The computation of a Tourism Satellite Account (TSA) may be described as an economic and accounting practice which effectively brings together elements of tourism expenditure and national accounts. The result of this exercise has been described as the “holy grail” of tourism statistics, and describes the contribution of tourism expenditure to gross value added (GVA). However a complete TSA also estimates employment, gross fixed capital formation and other non-monetary indicators of tourism.
At an international level the first steps towards the realisation of a TSA were undertaken under the leadership of the United Nations World Tourism Organisation (UNWTO). With the aid of the Organisation for Economic Co-operation and Development (OECD) and the Statistical Office of the European Commission (Eurostat), UNWTO published the first Tourism Satellite Account: Recommended Methodological Framework (TSA:RMF) in 2000. This publication, updated in 2008, has since been recognised as an international standard for all countries wishing to undertake a TSA project.
The underlying methodology of a TSA is simple yet ingenious, and rests on the economic fundamentals of demand and supply. The demand side of a TSA is made up of individuals’ demand for tourism-related goods and services. Within the Maltese scenario this would incorporate: The expenditure of foreign tourists and same-day visitors while on the island, the pre-trip expenditure of outbound Maltese tourists and expenditure related to domestic tourism. In sum, these figures make up total internal tourism consumption.
On the other hand, the supply side of a TSA requires little dedicated calculations as estimates may be drawn from Supply and Use Tables (SUT) - a well known practice within the system of national accounts.
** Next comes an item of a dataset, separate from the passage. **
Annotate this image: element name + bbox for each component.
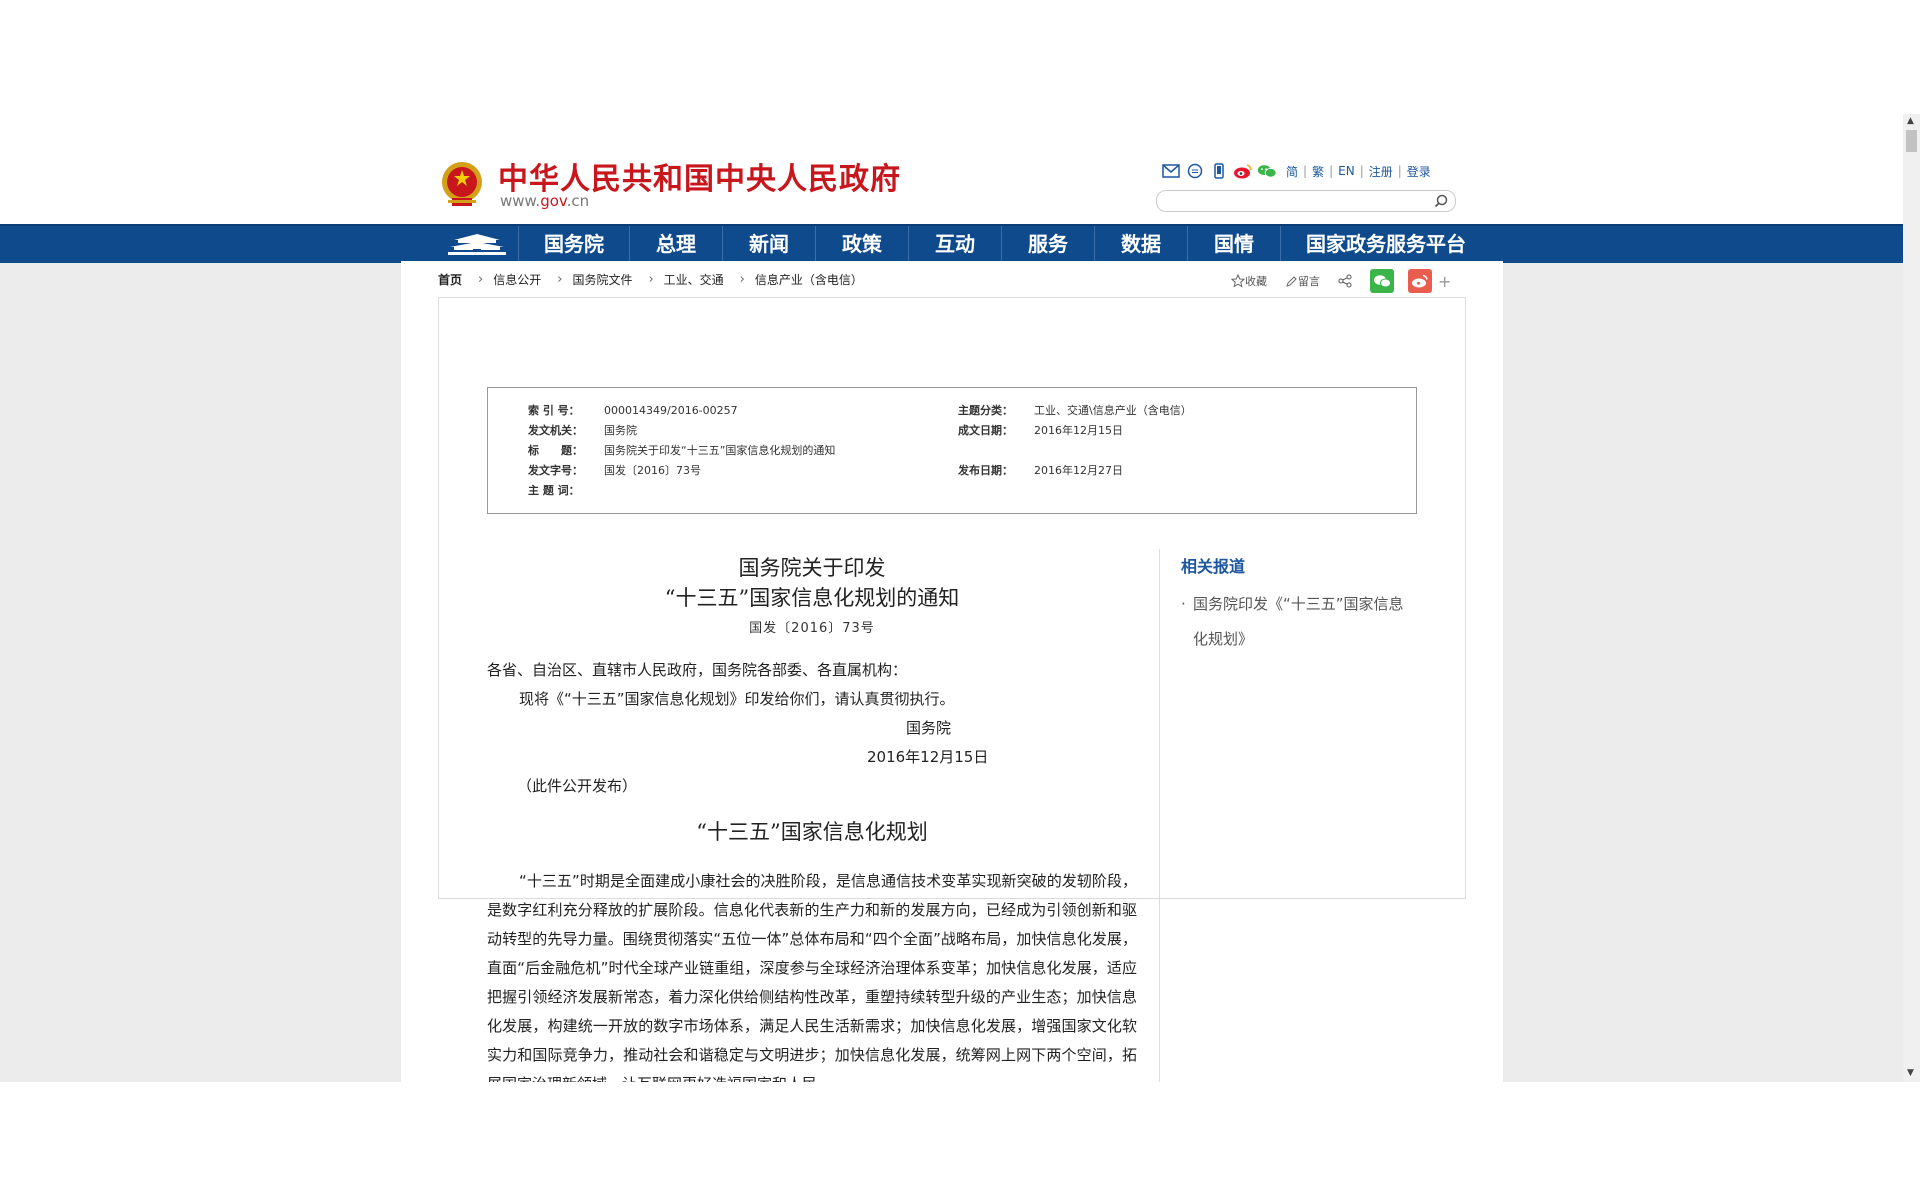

The TSA:RMF pinpoints industries relevant for tourism purposes, thus ensuring coherence and comparability at an international level. The sum of domestic producers’ output and imports gives total domestic supply.
Having gathered this information, the ratio of internal tourism consumption (demand) to domestic supply is basic mathematics. In turn this ratio can be applied to GVA figures for tourism-sensitive industries, thus effectively estimating the GVA brought about by tourism expenditure.
The end result of this calculation is a measure of the role the tourism industry plays in the national economic scenario. Other tables covering employment and capital formation support and enhance this result, thus making TSA a comprehensive and holistic tool in the hands of policy makers. Furthermore since GVA breakdowns are derived at an industry level, it is possible to identify which industries are most responsive to variations in tourism expenditure. This approach may be used to channel investment towards more receptive channels, with the intention of maximising returns.
At a national level more should be done to draw up a national TSA, and the National Statistics Office (NSO) has been working extensively to build the necessary skills and data sources.
Feasibility studies have been carried out and a pilot project is underway. These efforts ensure that the Maltese statistical system will in future be able to provide its users with a fully-fledged system of TSA.
Ms Scott is manager of the Information Society and Tourism Statistics unit at the National Statistics Office.